The central theme of Nolan’s film, which is based on Kai Bird and Martin J. Sherwin’s 2005 biography of Oppenheimer, is the scientist’s turbulent life and subsequent internal struggle. However, “Oppenheimer” mostly confines itself to the viewpoint of its protagonist and does not depict the bombings or their repercussions in Japan. The decision was defended by Los Angeles Times reviewer Justin Chang, who said that Nolan depicts the attacks “as a profound absence, an indictment by silence.” The omission was a prominent topic of controversy among critics surrounding the movie.

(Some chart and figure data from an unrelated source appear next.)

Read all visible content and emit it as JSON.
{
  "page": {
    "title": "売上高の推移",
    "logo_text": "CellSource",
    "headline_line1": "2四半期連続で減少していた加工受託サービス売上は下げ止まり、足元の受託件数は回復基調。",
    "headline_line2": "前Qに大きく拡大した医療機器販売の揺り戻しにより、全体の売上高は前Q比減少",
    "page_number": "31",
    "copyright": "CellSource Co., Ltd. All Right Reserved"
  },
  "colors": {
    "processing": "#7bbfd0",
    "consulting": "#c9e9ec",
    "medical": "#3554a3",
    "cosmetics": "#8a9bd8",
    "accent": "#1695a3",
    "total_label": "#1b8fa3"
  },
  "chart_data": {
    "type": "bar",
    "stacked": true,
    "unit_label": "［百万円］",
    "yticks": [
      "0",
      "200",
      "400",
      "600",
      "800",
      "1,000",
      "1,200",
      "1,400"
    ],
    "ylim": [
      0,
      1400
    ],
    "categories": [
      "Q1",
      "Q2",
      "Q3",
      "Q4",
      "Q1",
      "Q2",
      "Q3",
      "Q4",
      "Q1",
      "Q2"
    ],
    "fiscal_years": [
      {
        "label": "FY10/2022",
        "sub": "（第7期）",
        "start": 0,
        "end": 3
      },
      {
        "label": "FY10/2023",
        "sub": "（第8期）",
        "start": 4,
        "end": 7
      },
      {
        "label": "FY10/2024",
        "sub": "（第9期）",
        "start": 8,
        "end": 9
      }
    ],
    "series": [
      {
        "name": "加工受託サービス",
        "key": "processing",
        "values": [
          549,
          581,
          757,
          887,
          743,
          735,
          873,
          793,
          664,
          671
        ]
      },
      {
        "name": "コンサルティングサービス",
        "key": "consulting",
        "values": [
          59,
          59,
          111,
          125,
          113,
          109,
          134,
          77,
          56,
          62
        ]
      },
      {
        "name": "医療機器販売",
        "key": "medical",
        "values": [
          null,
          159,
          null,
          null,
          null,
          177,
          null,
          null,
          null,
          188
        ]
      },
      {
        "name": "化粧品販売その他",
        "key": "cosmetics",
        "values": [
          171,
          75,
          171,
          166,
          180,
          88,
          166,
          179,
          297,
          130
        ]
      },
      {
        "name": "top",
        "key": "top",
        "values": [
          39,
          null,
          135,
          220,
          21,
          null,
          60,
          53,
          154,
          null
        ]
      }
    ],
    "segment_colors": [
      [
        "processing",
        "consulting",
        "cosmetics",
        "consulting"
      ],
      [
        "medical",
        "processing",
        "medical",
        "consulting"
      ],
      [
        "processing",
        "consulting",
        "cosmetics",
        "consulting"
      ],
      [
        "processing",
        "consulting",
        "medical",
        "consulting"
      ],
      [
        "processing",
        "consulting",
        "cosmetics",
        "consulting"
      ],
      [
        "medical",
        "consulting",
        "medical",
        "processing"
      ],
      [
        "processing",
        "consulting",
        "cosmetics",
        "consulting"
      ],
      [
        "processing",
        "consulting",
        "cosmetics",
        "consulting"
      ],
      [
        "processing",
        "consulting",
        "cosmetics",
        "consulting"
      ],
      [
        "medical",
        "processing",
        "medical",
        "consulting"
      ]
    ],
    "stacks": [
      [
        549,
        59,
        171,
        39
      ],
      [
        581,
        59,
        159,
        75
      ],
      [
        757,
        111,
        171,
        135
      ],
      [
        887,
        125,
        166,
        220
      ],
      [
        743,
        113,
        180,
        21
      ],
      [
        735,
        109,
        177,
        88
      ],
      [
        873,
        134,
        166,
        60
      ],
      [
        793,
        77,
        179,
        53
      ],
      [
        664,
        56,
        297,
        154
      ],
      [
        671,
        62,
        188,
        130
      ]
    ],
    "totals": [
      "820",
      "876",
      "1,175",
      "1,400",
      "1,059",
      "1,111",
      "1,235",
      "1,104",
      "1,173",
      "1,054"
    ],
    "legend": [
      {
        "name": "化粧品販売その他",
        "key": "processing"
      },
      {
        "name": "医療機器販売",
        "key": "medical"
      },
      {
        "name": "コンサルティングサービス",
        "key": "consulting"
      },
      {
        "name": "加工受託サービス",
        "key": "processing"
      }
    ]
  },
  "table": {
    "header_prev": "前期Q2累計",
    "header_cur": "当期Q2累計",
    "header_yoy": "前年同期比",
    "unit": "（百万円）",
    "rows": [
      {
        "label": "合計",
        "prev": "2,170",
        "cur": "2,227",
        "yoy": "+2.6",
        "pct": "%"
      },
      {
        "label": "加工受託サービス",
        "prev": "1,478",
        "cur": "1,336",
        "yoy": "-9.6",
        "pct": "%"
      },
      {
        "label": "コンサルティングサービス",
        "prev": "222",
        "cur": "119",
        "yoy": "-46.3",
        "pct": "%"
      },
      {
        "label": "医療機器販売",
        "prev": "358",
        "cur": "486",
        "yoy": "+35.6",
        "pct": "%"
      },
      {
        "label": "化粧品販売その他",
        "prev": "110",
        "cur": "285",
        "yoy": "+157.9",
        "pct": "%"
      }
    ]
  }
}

“Understand, this is all love,” Lee said. “And I bet [Nolan] could tell me some things he would change about ‘Do the Right Thing’ and ‘Malcolm X.’” Lee made it plain that he admired Nolan despite his remarks about “Oppenheimer,” telling the Post that he had shown “Dunkirk” to his students in his New York University film class.
Boasting worldwide box office receipts of more than $930 million, “Oppenheimer” became a summertime blockbuster. The biopic drama has overtaken “The Dark Knight” and “The Dark Knight Rises” as Nolan’s third-highest-grossing film of all time. A Japanese release date for the movie is not yet scheduled.